There were a handful of drivers that changed cars or teams for Sunday’s second day of the test, primarily in USF2000. While Keane ran both days at Newman Wachs, the Brian Halahan-managed team ran David Osborne and Oscar DeLuzuriaga in the Nos. 37 and 38 cars, taking over from Jake Craig and Max Peichel. Osborne switched from Team Pelfrey, where he ran Saturday, and where Jacob Loomis ran Sunday. Justin Gordon ran a second Exclusive Autosport chassis, switching to the No. 90 on Sunday after running the No. 92 Saturday.
The PM-18 best lap set by Askew is more than three seconds faster than the series’ official track record (Pato O’Ward in 2016, at 1:22.8800, 105.941 mph). Askew’s best time of 1:19.8142 averages 110.010 mph around the 2.439-mile circuit. Neither the Indy Lights nor USF2000 cars eclipsed the existing lap records in those categories.
Drivers largely extolled the PM-18’s outright pace and potential with the horsepower upgrade, in what is a significant step forward for the series. “Following prototype testing of the new PM-18, I believed that we had a special race car and this weekend’s testing confirms that,” said Dan Andersen, Owner and CEO of Andersen Promotions. “Based on team and driver comments, this is a fantastic race car and I am very pleased with what Tatuus, Elite Engines and my team have assembled.

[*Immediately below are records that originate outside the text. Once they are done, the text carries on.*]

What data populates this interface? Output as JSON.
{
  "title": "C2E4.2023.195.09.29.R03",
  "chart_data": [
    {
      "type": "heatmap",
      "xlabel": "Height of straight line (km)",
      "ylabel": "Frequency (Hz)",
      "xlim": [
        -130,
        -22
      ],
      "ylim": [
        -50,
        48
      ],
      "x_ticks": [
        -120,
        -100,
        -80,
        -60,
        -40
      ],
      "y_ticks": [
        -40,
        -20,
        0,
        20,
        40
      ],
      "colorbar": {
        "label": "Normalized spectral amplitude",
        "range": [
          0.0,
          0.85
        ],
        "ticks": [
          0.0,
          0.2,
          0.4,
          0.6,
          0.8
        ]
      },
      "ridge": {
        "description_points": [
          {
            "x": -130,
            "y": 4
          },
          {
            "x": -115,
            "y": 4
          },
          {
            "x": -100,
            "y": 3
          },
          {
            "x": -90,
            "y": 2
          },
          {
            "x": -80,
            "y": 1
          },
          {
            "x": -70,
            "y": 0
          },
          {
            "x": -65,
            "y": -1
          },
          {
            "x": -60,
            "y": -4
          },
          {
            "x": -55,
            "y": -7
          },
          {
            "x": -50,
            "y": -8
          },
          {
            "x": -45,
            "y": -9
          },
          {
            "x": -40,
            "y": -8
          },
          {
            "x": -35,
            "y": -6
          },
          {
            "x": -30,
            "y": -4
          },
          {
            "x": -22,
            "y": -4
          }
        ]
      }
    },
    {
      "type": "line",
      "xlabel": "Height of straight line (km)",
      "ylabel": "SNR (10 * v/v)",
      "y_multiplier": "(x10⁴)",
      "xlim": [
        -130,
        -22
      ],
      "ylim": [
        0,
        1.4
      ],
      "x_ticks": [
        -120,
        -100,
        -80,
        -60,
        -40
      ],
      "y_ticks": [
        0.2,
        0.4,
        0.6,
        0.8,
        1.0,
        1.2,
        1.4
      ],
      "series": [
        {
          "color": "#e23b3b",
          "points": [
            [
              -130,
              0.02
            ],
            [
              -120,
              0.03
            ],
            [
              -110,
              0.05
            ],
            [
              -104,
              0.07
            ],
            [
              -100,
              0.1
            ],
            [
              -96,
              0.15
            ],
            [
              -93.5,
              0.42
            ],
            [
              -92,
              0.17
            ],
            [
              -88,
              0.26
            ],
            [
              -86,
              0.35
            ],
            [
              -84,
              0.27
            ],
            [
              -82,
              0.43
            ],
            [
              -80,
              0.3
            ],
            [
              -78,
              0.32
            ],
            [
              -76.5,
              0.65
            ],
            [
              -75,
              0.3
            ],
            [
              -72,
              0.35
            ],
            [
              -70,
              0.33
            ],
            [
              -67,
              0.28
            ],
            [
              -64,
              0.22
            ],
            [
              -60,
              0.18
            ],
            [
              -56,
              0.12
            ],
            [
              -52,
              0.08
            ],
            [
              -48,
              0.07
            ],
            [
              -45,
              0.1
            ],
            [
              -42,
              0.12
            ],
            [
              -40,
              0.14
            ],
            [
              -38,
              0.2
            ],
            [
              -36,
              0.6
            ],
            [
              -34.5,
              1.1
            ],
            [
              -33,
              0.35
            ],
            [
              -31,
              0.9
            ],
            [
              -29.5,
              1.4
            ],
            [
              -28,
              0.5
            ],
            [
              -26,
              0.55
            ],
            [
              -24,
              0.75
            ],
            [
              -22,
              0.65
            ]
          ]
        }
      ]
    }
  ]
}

It fits perfectly in between the USF-17 and the IL-15 in terms of lap times and, more importantly, it takes what a driver learns in the first step and introduces higher HP, higher grip and higher aero. This will be a great training car for years to come, and seeing our program now with three excellent and well-designed cars is very satisfying to me.”
Keane, one of the few veterans (relatively speaking) within USF2000 was plugged in this weekend as the only driver outside Pabst Racing to threaten the top of the timesheets. “It’s a good boost in confidence for me heading into next year. I am really happy with how everything is going with the team. They are a great group of guys and it’s just really good to see us improving and being where we want to be,” he said.
Rinus Veekay hailed the Indy Lights Dallara IL-15 Mazda this weekend in his first test there, although the talented Dutch teenager may well focus on Pro Mazda next season and shoot to win that championship, and continue his battle with Askew established in USF2000. “The car is very nice, quick,” noted VeeKay. “You can really feel the downforce and it was a pleasure to drive.”
The MRTI is done with official running for the year, but the $200,000 MRTI Scholarship Shootout remains in December at Wild Horse Pass Motorsports Park, the former Firebird Raceway, outside Phoenix. The winner of that will get a ticket into USF2000 for the 2018 season.
Full MRTI spring training will take place at Homestead-Miami Speedway in February 2018, with undoubtedly a bevy of driver and team announcements to come over the following months.